Michiko, a doce menina de óculos, amiga das duas, não acredita que Hagino pudesse ter feito aquilo; em consequência Mari, percebendo o prestígio da outra no colégio, silencia sobre a agressão sofrida.
A série se desenrola em meio a um visual encantador, nas cores, na expressividade das personagens, no “design” das naves espaciais. Isto sem falar na beleza dos temas musicais da abertura e encerramento dos epísódios.
As duas protagonistas vivem situações difíceis. Mari tem um passado destruído: cinco anos atrás encontrava-se numa ilha com mais de 800 pessoas, quando ocorreu um tsunami; Mari foi a única sobrevivente mas perdeu toda a memória. Passou a ser criada pela avó – ou pelo menos disseram-lhe que era a avó.
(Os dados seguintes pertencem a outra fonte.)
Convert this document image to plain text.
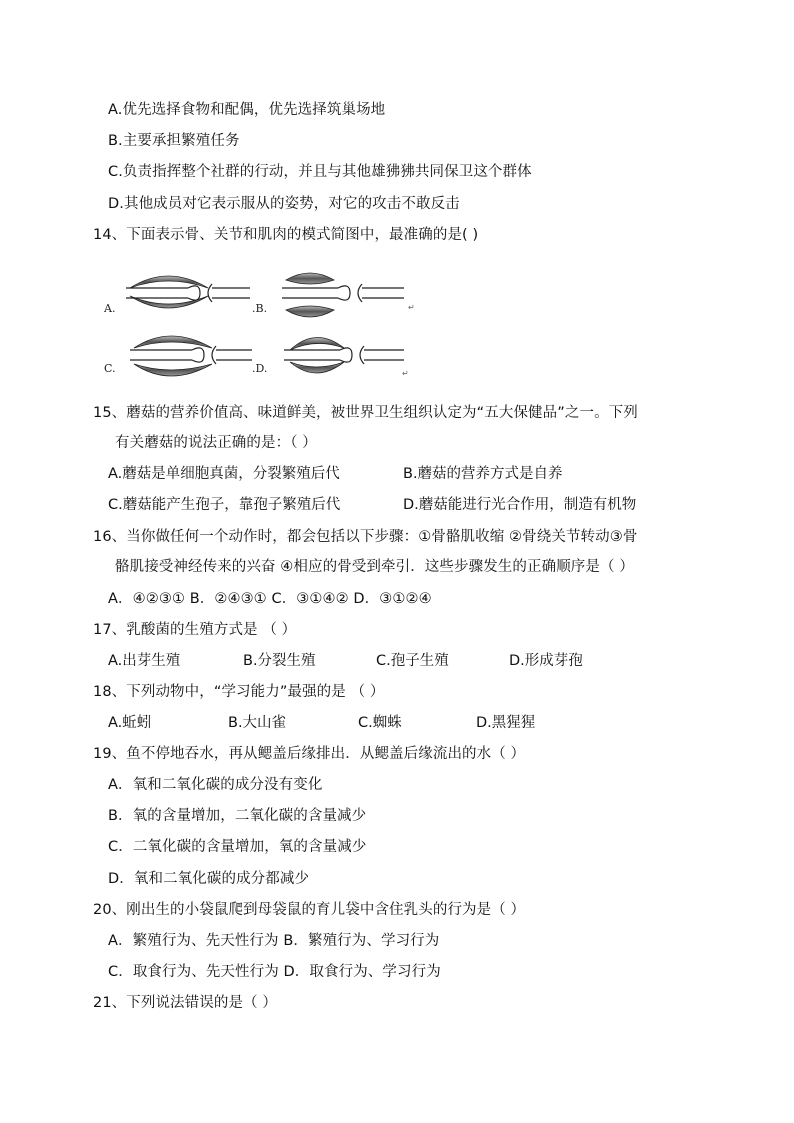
A.优先选择食物和配偶，优先选择筑巢场地
B.主要承担繁殖任务
C.负责指挥整个社群的行动，并且与其他雄狒狒共同保卫这个群体
D.其他成员对它表示服从的姿势，对它的攻击不敢反击
14、下面表示骨、关节和肌肉的模式简图中，最准确的是( )
A.	.B.	↵
C.	.D.	↵
15、蘑菇的营养价值高、味道鲜美，被世界卫生组织认定为“五大保健品”之一。下列
有关蘑菇的说法正确的是：（ ）
A.蘑菇是单细胞真菌，分裂繁殖后代	B.蘑菇的营养方式是自养
C.蘑菇能产生孢子，靠孢子繁殖后代	D.蘑菇能进行光合作用，制造有机物
16、当你做任何一个动作时，都会包括以下步骤：①骨骼肌收缩 ②骨绕关节转动③骨
骼肌接受神经传来的兴奋 ④相应的骨受到牵引．这些步骤发生的正确顺序是（ ）
A．④②③① B．②④③① C．③①④② D．③①②④
17、乳酸菌的生殖方式是 （ ）
A.出芽生殖	B.分裂生殖	C.孢子生殖	D.形成芽孢
18、下列动物中，“学习能力”最强的是 （ ）
A.蚯蚓	B.大山雀	C.蜘蛛	D.黑猩猩
19、鱼不停地吞水，再从鳃盖后缘排出．从鳃盖后缘流出的水（ ）
A．氧和二氧化碳的成分没有变化
B．氧的含量增加，二氧化碳的含量减少
C．二氧化碳的含量增加，氧的含量减少
D．氧和二氧化碳的成分都减少
20、刚出生的小袋鼠爬到母袋鼠的育儿袋中含住乳头的行为是（ ）
A．繁殖行为、先天性行为 B．繁殖行为、学习行为
C．取食行为、先天性行为 D．取食行为、学习行为
21、下列说法错误的是（ ）
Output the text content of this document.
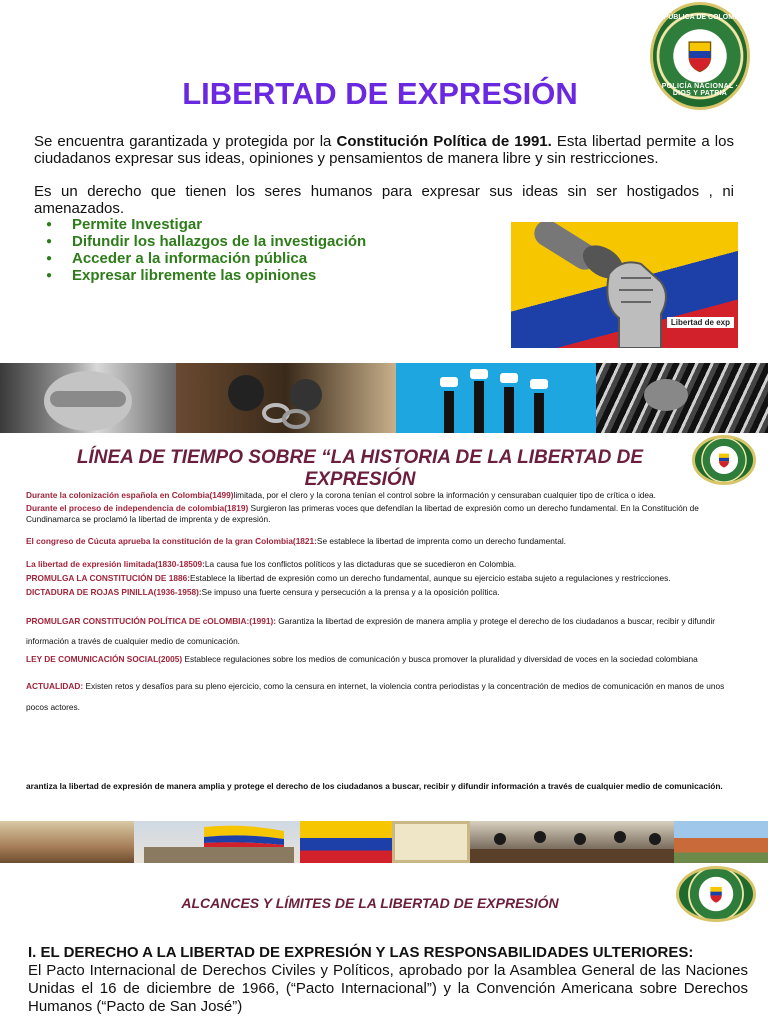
REPÚBLICA DE COLOMBIA
POLICÍA NACIONAL · DIOS Y PATRIA
LIBERTAD DE EXPRESIÓN
Se encuentra garantizada y protegida por la Constitución Política de 1991. Esta libertad permite a los ciudadanos expresar sus ideas, opiniones y pensamientos de manera libre y sin restricciones.
Es un derecho que tienen los seres humanos para expresar sus ideas sin ser hostigados , ni amenazados.
● Permite Investigar
● Difundir los hallazgos de la investigación
● Acceder a la información pública
● Expresar libremente las opiniones
Libertad de exp
LÍNEA DE TIEMPO SOBRE “LA HISTORIA DE LA LIBERTAD DE EXPRESIÓN
Durante la colonización española en Colombia(1499)limitada, por el clero y la corona tenían el control sobre la información y censuraban cualquier tipo de crítica o idea.
Durante el proceso de independencia de colombia(1819) Surgieron las primeras voces que defendían la libertad de expresión como un derecho fundamental. En la Constitución de Cundinamarca se proclamó la libertad de imprenta y de expresión.
El congreso de Cúcuta aprueba la constitución de la gran Colombia(1821:Se establece la libertad de imprenta como un derecho fundamental.
La libertad de expresión limitada(1830-18509:La causa fue los conflictos políticos y las dictaduras que se sucedieron en Colombia.
PROMULGA LA CONSTITUCIÓN DE 1886:Establece la libertad de expresión como un derecho fundamental, aunque su ejercicio estaba sujeto a regulaciones y restricciones.
DICTADURA DE ROJAS PINILLA(1936-1958):Se impuso una fuerte censura y persecución a la prensa y a la oposición política.
PROMULGAR CONSTITUCIÓN POLÍTICA DE cOLOMBIA:(1991): Garantiza la libertad de expresión de manera amplia y protege el derecho de los ciudadanos a buscar, recibir y difundir información a través de cualquier medio de comunicación.
LEY DE COMUNICACIÓN SOCIAL(2005) Establece regulaciones sobre los medios de comunicación y busca promover la pluralidad y diversidad de voces en la sociedad colombiana
ACTUALIDAD: Existen retos y desafíos para su pleno ejercicio, como la censura en internet, la violencia contra periodistas y la concentración de medios de comunicación en manos de unos pocos actores.
arantiza la libertad de expresión de manera amplia y protege el derecho de los ciudadanos a buscar, recibir y difundir información a través de cualquier medio de comunicación.
ALCANCES Y LÍMITES DE LA LIBERTAD DE EXPRESIÓN
I. EL DERECHO A LA LIBERTAD DE EXPRESIÓN Y LAS RESPONSABILIDADES ULTERIORES:
El Pacto Internacional de Derechos Civiles y Políticos, aprobado por la Asamblea General de las Naciones Unidas el 16 de diciembre de 1966, (“Pacto Internacional”) y la Convención Americana sobre Derechos Humanos (“Pacto de San José”)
Investigações secretas das quais participa Sugawara Yuuko, professora na academia, descobrem que mais de 400 pessoas já haviam morrido antes do tsunami, e por assassinato. O que podia ter provocado aquele genocídio? Sem memória, Mari não pode ajudar.
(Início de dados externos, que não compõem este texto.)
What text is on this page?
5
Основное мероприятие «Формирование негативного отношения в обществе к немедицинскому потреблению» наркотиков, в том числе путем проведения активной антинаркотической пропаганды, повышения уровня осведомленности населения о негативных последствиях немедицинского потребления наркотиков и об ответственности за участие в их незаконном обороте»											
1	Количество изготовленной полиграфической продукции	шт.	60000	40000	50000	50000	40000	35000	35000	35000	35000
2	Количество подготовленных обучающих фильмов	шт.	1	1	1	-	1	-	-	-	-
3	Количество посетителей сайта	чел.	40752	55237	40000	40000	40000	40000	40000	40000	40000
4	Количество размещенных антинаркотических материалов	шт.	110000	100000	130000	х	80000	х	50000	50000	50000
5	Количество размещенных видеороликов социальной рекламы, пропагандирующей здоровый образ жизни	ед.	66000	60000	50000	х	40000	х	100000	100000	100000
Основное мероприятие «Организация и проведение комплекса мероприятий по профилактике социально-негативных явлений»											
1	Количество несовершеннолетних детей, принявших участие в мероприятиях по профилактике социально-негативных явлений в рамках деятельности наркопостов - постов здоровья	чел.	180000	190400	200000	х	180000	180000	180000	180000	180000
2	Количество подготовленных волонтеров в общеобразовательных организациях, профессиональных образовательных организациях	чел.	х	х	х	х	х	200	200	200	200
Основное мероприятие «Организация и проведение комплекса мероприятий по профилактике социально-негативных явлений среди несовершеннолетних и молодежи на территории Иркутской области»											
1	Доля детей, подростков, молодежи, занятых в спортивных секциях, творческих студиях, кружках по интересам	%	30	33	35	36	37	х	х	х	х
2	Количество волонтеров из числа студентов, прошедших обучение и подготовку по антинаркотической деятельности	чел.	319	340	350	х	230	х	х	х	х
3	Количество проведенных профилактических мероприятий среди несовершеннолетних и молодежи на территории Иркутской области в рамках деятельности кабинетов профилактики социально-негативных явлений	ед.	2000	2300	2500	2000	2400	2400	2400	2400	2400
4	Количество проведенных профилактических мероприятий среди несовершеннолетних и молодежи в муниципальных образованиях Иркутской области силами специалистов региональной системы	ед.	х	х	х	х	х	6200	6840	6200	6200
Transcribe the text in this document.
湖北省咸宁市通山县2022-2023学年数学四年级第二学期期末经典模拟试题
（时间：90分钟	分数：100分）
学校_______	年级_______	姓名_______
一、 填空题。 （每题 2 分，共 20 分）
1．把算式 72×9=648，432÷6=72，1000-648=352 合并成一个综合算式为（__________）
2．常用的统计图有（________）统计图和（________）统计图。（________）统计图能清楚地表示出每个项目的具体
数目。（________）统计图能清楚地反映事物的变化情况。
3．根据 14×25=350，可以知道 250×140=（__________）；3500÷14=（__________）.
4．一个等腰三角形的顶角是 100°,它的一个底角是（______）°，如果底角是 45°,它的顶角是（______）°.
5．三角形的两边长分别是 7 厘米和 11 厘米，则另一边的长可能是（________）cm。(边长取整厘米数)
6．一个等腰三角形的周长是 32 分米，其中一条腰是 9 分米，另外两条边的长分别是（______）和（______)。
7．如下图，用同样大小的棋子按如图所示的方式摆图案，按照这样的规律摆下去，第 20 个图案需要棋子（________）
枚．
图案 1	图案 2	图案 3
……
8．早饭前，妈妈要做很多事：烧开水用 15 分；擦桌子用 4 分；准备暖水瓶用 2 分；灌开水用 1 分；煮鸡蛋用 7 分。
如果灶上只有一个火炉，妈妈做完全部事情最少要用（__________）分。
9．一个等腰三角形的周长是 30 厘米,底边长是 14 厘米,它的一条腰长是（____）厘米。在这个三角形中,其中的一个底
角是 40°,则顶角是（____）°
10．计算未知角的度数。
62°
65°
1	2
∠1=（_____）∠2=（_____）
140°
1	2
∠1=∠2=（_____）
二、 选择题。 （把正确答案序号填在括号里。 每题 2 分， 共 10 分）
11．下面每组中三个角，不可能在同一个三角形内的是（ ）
No entanto, memórias confusas e fragmentárias, que lhe vêm em sonho, parecem indicar que as vidas de Mari e Hagino se entrelaçaram de alguma forma. Hagino, reconhecendo Mari, interessa-se em investigá-la e, aproveitando seu prestígio, consegue uma ordem para ficar no mesmo quarto de Mari – e só as duas. Mari fica estarrecida: como dormir na presença de alguém que tentara assassiná-la?
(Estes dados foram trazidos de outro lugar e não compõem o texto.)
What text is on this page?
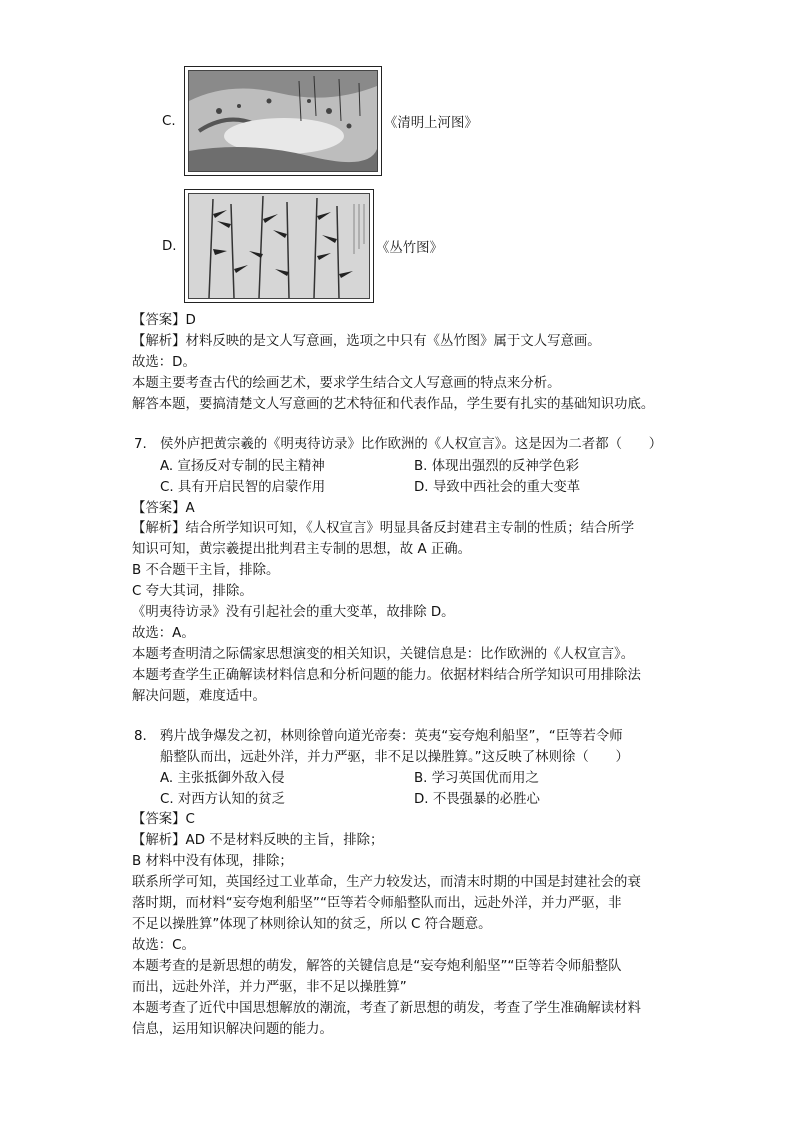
C.	《清明上河图》
D.	《丛竹图》
【答案】D
【解析】材料反映的是文人写意画，选项之中只有《丛竹图》属于文人写意画。
故选：D。
本题主要考查古代的绘画艺术，要求学生结合文人写意画的特点来分析。
解答本题，要搞清楚文人写意画的艺术特征和代表作品，学生要有扎实的基础知识功底。
7. 侯外庐把黄宗羲的《明夷待访录》比作欧洲的《人权宣言》。这是因为二者都（　　）
A. 宣扬反对专制的民主精神	B. 体现出强烈的反神学色彩
C. 具有开启民智的启蒙作用	D. 导致中西社会的重大变革
【答案】A
【解析】结合所学知识可知，《人权宣言》明显具备反封建君主专制的性质；结合所学
知识可知，黄宗羲提出批判君主专制的思想，故 A 正确。
B 不合题干主旨，排除。
C 夸大其词，排除。
《明夷待访录》没有引起社会的重大变革，故排除 D。
故选：A。
本题考查明清之际儒家思想演变的相关知识，关键信息是：比作欧洲的《人权宣言》。
本题考查学生正确解读材料信息和分析问题的能力。依据材料结合所学知识可用排除法
解决问题，难度适中。
8. 鸦片战争爆发之初，林则徐曾向道光帝奏：英夷“妄夸炮利船坚”，“臣等若令师
船整队而出，远赴外洋，并力严驱，非不足以操胜算。”这反映了林则徐（　　）
A. 主张抵御外敌入侵	B. 学习英国优而用之
C. 对西方认知的贫乏	D. 不畏强暴的必胜心
【答案】C
【解析】AD 不是材料反映的主旨，排除；
B 材料中没有体现，排除；
联系所学可知，英国经过工业革命，生产力较发达，而清末时期的中国是封建社会的衰
落时期，而材料“妄夸炮利船坚”“臣等若令师船整队而出，远赴外洋，并力严驱，非
不足以操胜算”体现了林则徐认知的贫乏，所以 C 符合题意。
故选：C。
本题考查的是新思想的萌发，解答的关键信息是“妄夸炮利船坚”“臣等若令师船整队
而出，远赴外洋，并力严驱，非不足以操胜算”
本题考查了近代中国思想解放的潮流，考查了新思想的萌发，考查了学生准确解读材料
信息，运用知识解决问题的能力。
Mari já descobriu que Hagino guarda uma espaçonave no fundo do lago próximo. Mas quando Tubael, a diáfana imediata de Hagino, materializa-se numa projeção holográfica no dormitório, as duas ficam espantadas quando Mari avista a intrusa. Tubael se retira e Hagino toca em Mari, tentando acalmá-la. As lembranças provocam uma reação traumática e Hagino cai numa convulsão, deixando a outra mais perplexa ainda.
Pobre Mari! Como poderia adivinhar o que está por trás disso tudo? A Terra está sendo silenciosamente invadida por uma raça de amazonas do espaço: apenas mulheres, pois, por alguma razão, todos os homens se extinguiram e elas se reproduzem por clonagem. Por causa disso algumas delas conservam tamanho e aparência de adolescentes mas são mulheres adultas. Hagino é comandante de uma das naves espaciais da grande frota que se encontra nas proximidades da Terra. As alienígenas, com sua comandante geral, já não possuem um planeta para viver e, tendo descoberto a Terra, planejam apossar-se dela, pela força, submetendo a raça terrestre.
Entretanto um desastre retardou a invasão e a nave Blue (ou nome equivalente na linguagem das invasoras), comandada por Hagino, encalhou na Terra há cinco anos e seus danos ainda não estão de todo consertados. Desde então Hagino deu um jeito de se infiltrar na academia, e vem estudando os costumes terrestres. Agora, porém, o comando da invasão conseguiu localizá-la, após anos de contato interrompido. Hagino deve se reunir à frota, e a logística da invasão deve ser completada.
A raça das amazonas não tem retaguarda e irá jogar sua sobrevivência na aventura, confiando em sua tecnologia mais avançada. O plano é semelhante ao que fizeram no passado os europeus com os povos tecnicamente menos avançados das Américas e da África. A Terra será tomada pela força e pela violência e os terrenos que não morrerem serão submetidos, escravizados.
Mas Hagino já não quer participar nisso: nos anos de convivência com os terrestres, aprendeu a amá-los. E seu espírito reto e justo se revolta diante da violência que se arma. A princípio ela utiliza subterfúgios para não se reunir à frota; mas isto não pode funcionar por muito tempo. Logo, Hagino terá de fazer a sua escolha que só poderá ser uma opção radical: ou ela cala a voz da sua consciência e toma parte na invasão com todo o seu horror, ou se recusa a fazer isso – e então será obrigada a lutar contra a sua própria raça.


Rio de Janeiro, 2 de abril de 2015.


imagem da série: Hagino com a gaivota (um robô de comunicação); em primeiro plano, Mari.